Learning visual language models for video understanding


Antoine Yang is a Research Scientist at Google DeepMind on the Computer Vision team in London. In 2023, he completed his Ph.D. in the WILLOW team of Inria Paris and École Normale Supérieure. In 2020, he received a double MSc degree in Applied Mathematics from École Polytechnique and ENS Paris-Saclay. He previously interned at Huawei Noah’s Ark Lab and Google Research Perception.
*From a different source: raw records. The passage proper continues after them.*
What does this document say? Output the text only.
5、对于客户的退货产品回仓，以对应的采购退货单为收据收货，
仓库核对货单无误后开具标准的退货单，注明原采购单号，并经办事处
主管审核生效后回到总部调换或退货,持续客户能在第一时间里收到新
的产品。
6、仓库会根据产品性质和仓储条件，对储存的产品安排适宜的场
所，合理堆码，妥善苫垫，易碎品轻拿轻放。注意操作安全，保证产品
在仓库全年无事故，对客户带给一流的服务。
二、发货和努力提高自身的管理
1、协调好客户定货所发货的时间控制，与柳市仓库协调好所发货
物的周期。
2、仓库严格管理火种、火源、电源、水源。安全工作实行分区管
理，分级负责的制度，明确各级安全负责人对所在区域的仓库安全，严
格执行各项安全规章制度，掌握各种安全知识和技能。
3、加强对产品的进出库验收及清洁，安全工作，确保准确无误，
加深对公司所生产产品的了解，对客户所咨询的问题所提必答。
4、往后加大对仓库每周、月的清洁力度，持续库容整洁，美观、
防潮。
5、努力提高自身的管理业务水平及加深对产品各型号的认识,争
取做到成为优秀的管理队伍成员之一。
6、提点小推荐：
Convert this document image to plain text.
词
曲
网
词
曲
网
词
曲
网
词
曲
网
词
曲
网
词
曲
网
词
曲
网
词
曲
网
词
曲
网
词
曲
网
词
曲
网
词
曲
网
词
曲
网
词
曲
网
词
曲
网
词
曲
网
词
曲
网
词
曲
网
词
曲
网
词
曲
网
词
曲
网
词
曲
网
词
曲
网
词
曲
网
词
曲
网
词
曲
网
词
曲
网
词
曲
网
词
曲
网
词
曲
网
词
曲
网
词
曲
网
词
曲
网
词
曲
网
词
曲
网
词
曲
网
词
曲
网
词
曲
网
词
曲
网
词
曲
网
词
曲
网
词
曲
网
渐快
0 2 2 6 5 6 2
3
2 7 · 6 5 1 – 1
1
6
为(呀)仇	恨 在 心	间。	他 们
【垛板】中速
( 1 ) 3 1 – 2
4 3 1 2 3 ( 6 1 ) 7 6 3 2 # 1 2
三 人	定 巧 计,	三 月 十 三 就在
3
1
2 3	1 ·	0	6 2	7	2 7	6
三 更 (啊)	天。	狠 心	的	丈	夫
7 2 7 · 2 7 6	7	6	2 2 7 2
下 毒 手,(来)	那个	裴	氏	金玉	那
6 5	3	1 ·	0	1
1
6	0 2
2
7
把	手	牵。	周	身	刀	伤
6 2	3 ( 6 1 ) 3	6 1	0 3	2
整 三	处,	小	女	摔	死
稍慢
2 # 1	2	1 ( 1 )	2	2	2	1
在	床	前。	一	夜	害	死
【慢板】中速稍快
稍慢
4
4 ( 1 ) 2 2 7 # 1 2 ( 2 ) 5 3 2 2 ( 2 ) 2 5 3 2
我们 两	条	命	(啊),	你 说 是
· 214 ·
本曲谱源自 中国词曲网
Language models have become increasingly powerful in recent years, but they cannot perceive the world around us. This talk presents several state-of-the-art methods to develop visual language models that can reason about videos. We first focus on solving video question answering in a scalable manner, without manual annotation (zero-shot setting). For this, we propose an approach that automatically generates video question answering data from narrated videos using text-only question-generation models, and show that a multi-modal transformer trained contrastively on the generated data can answer visual questions in a zero-shot manner. We then present an alternative zero-shot video question answering approach that bypasses the data generation procedure and directly leverages bidirectional language models. This is done by adding light trainable parameters to incorporate vision into the language model while keeping its weights frozen, and leveraging Web-scrapped video-caption pairs for training. Finally, we address the challenging problem of temporally localizing and captioning events in untrimmed videos. We design a visual language model that views this task as a sequence-to-sequence problem and that can largely benefit from pretraining on narrated videos at scale.